- Pitcher
- Born: September 11, 1881 Port Huron, Michigan, U.S.
- Died: December 8, 1909 (aged 28) New Orleans, Louisiana, U.S.
- Batted: RightThrew: Right

MLB debut
- April 25, 1905, for the New York Highlanders

Last MLB appearance
- October 2, 1908, for the New York Highlanders

MLB statistics
- Win–loss record: 37-50
- Earned run average: 3.06
- Strikeouts: 368
- Stats at Baseball Reference

Teams
- New York Highlanders (1905–1908);

= Bill Hogg =

American baseball player (1881-1909)

William Johnston Hogg (September 11, 1881 – December 8, 1909), nicknamed "Buffalo Bill", was an American right-handed pitcher in Major League Baseball. He played four seasons with the New York Highlanders from 1905 to 1908.

Born in Port Huron, Michigan, Hogg played in 116 Major League games and had a record of 37–50 in 730 innings pitched.

During his second season in baseball (1902), as a member of the Seattle Clamdiggers, Hogg was suspended from the team for attacking a newspaper reporter.

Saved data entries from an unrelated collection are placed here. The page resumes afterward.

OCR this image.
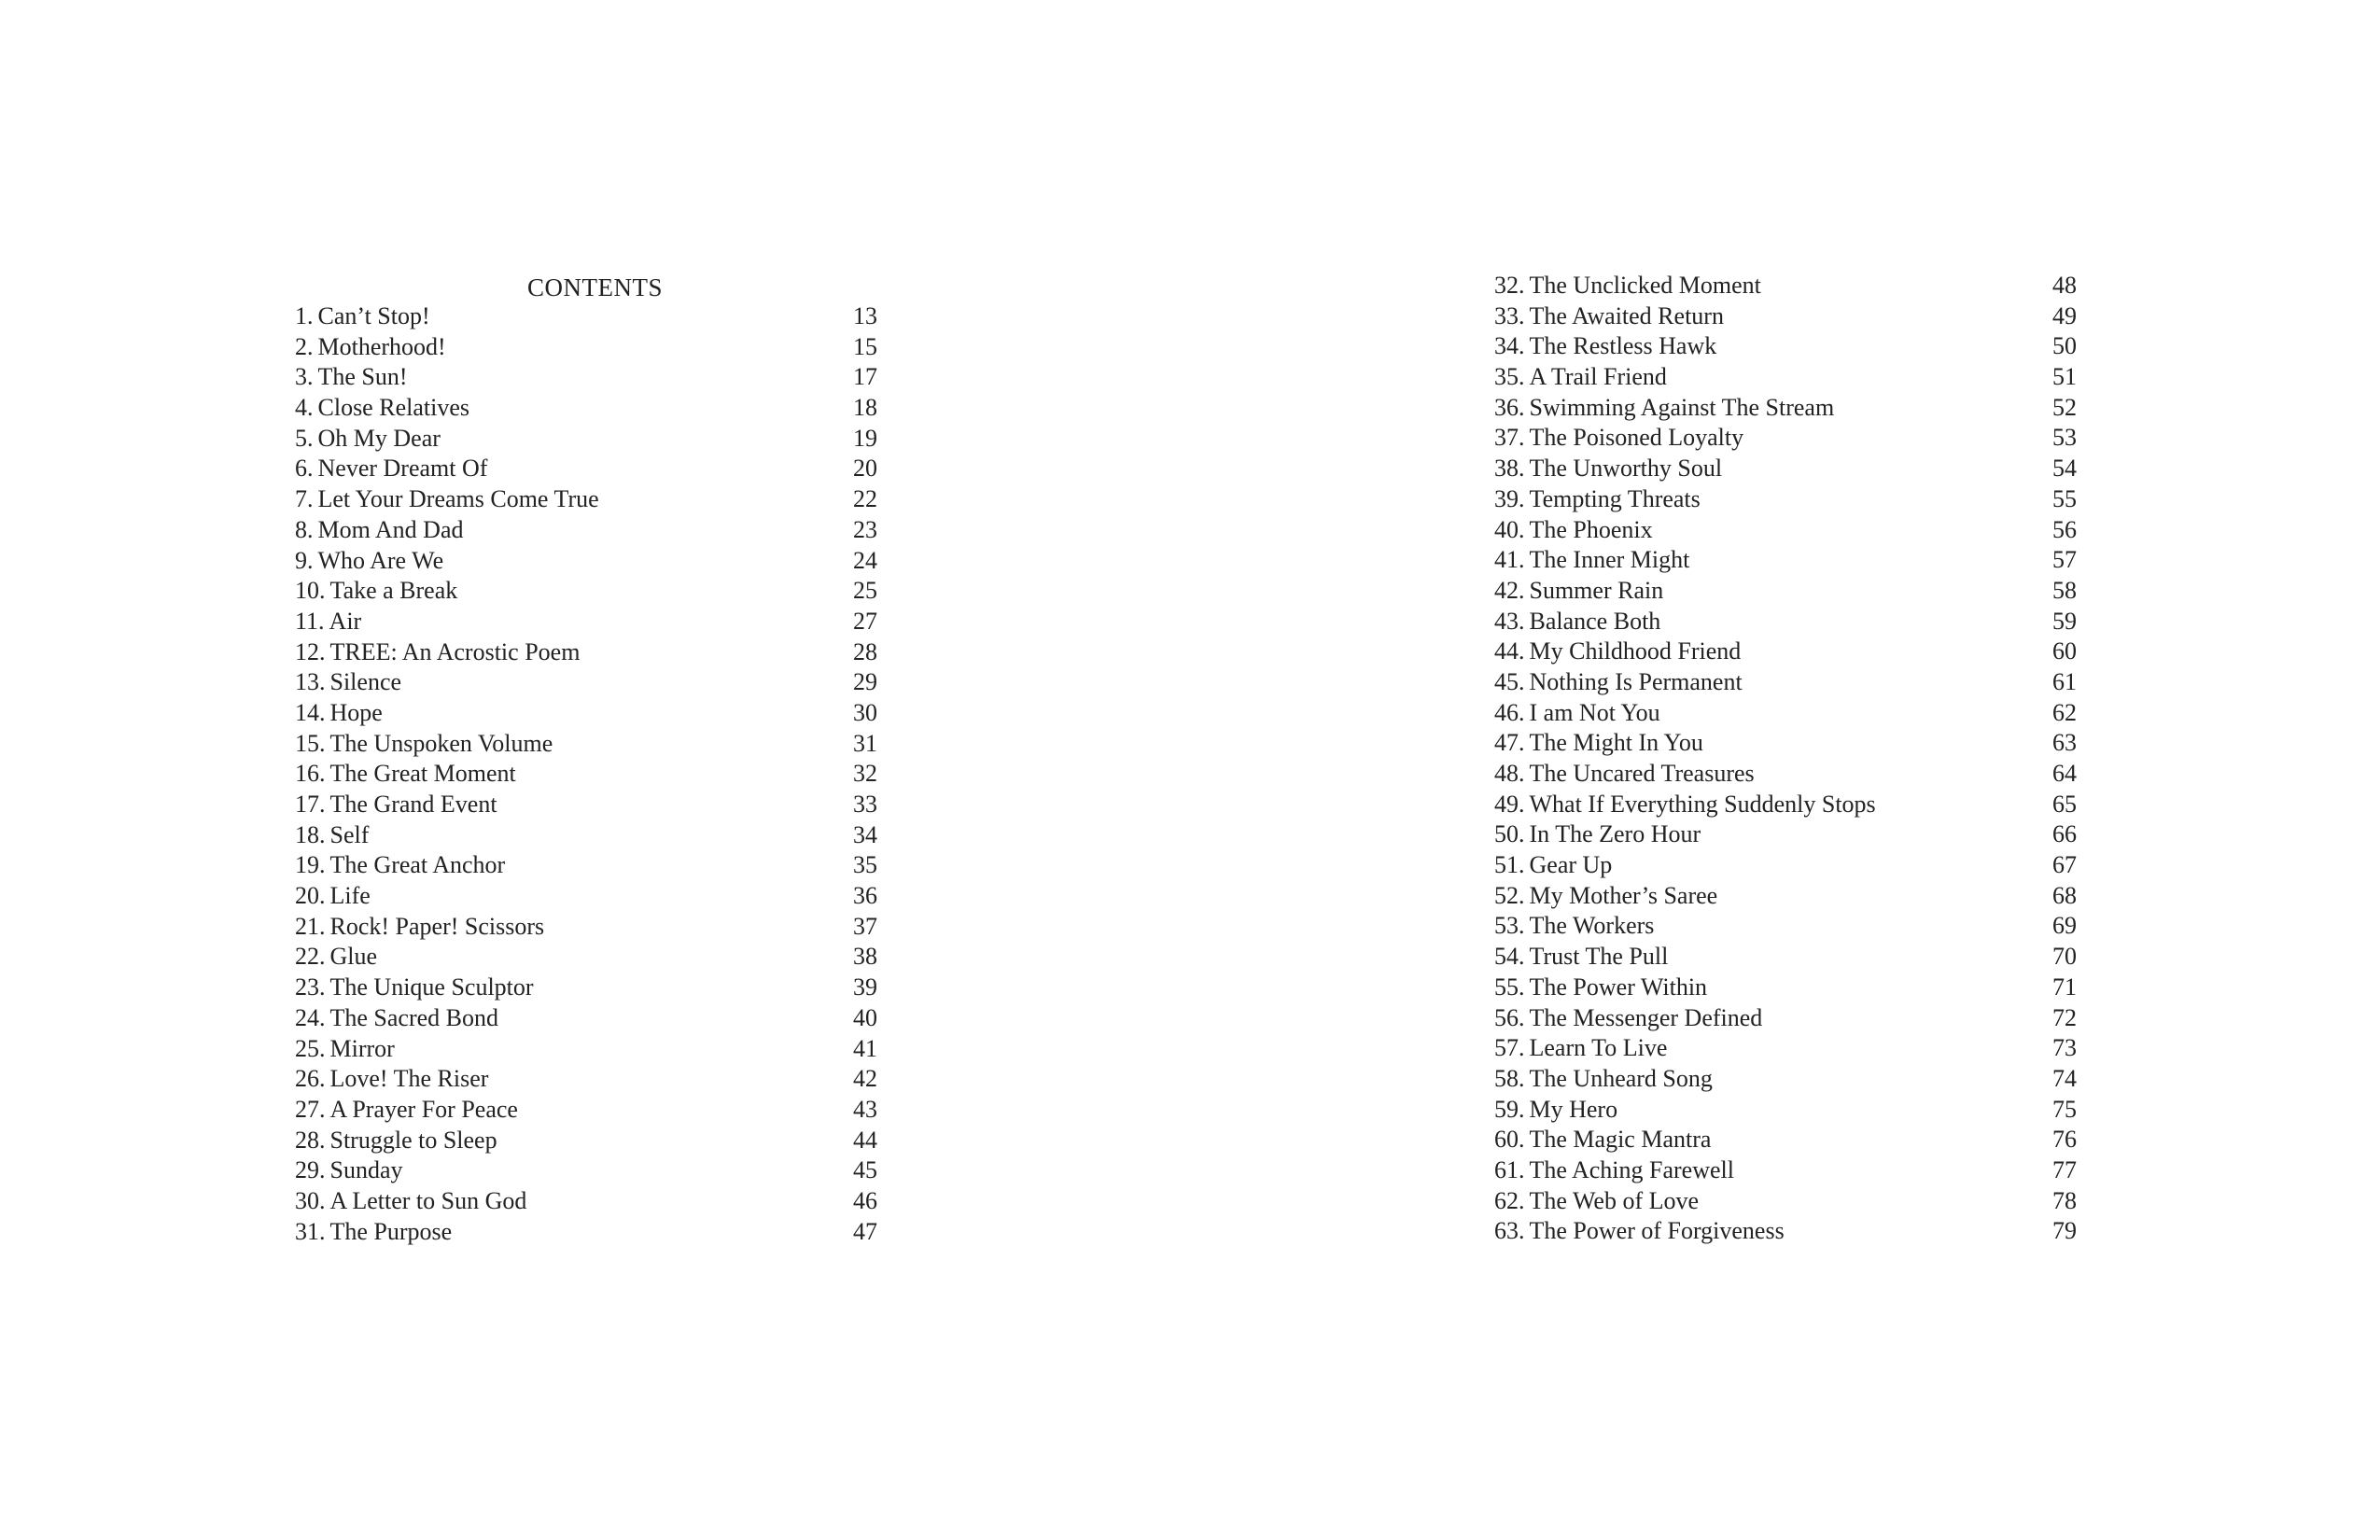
CONTENTS
1. Can’t Stop!	13
2. Motherhood!	15
3. The Sun!	17
4. Close Relatives	18
5. Oh My Dear	19
6. Never Dreamt Of	20
7. Let Your Dreams Come True	22
8. Mom And Dad	23
9. Who Are We	24
10. Take a Break	25
11. Air	27
12. TREE: An Acrostic Poem	28
13. Silence	29
14. Hope	30
15. The Unspoken Volume	31
16. The Great Moment	32
17. The Grand Event	33
18. Self	34
19. The Great Anchor	35
20. Life	36
21. Rock! Paper! Scissors	37
22. Glue	38
23. The Unique Sculptor	39
24. The Sacred Bond	40
25. Mirror	41
26. Love! The Riser	42
27. A Prayer For Peace	43
28. Struggle to Sleep	44
29. Sunday	45
30. A Letter to Sun God	46
31. The Purpose	47
32. The Unclicked Moment	48
33. The Awaited Return	49
34. The Restless Hawk	50
35. A Trail Friend	51
36. Swimming Against The Stream	52
37. The Poisoned Loyalty	53
38. The Unworthy Soul	54
39. Tempting Threats	55
40. The Phoenix	56
41. The Inner Might	57
42. Summer Rain	58
43. Balance Both	59
44. My Childhood Friend	60
45. Nothing Is Permanent	61
46. I am Not You	62
47. The Might In You	63
48. The Uncared Treasures	64
49. What If Everything Suddenly Stops	65
50. In The Zero Hour	66
51. Gear Up	67
52. My Mother’s Saree	68
53. The Workers	69
54. Trust The Pull	70
55. The Power Within	71
56. The Messenger Defined	72
57. Learn To Live	73
58. The Unheard Song	74
59. My Hero	75
60. The Magic Mantra	76
61. The Aching Farewell	77
62. The Web of Love	78
63. The Power of Forgiveness	79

According to The Oregonian in 1903 Hogg was a "trouble-maker" and "his love for drink would not be kept under control, and it was not long until he was mixed up in a street fight, in which he was stabbed".

In 1906, Hogg hit Cleveland Naps player Bill Bradley with a pitch, fracturing Bradley's arm, and was quoted as saying: "That big Frenchman (Nap Lajoie) is next on my list." Hogg was once almost traded from the Highlanders to the Detroit Tigers for Ty Cobb in 1907, according to Cobb's biography written by Al Stump. The deal was nixed at the last minute by Tigers president Bill Yawkey.

Hogg died in 1909 at age 28 in New Orleans, Louisiana of Bright's disease.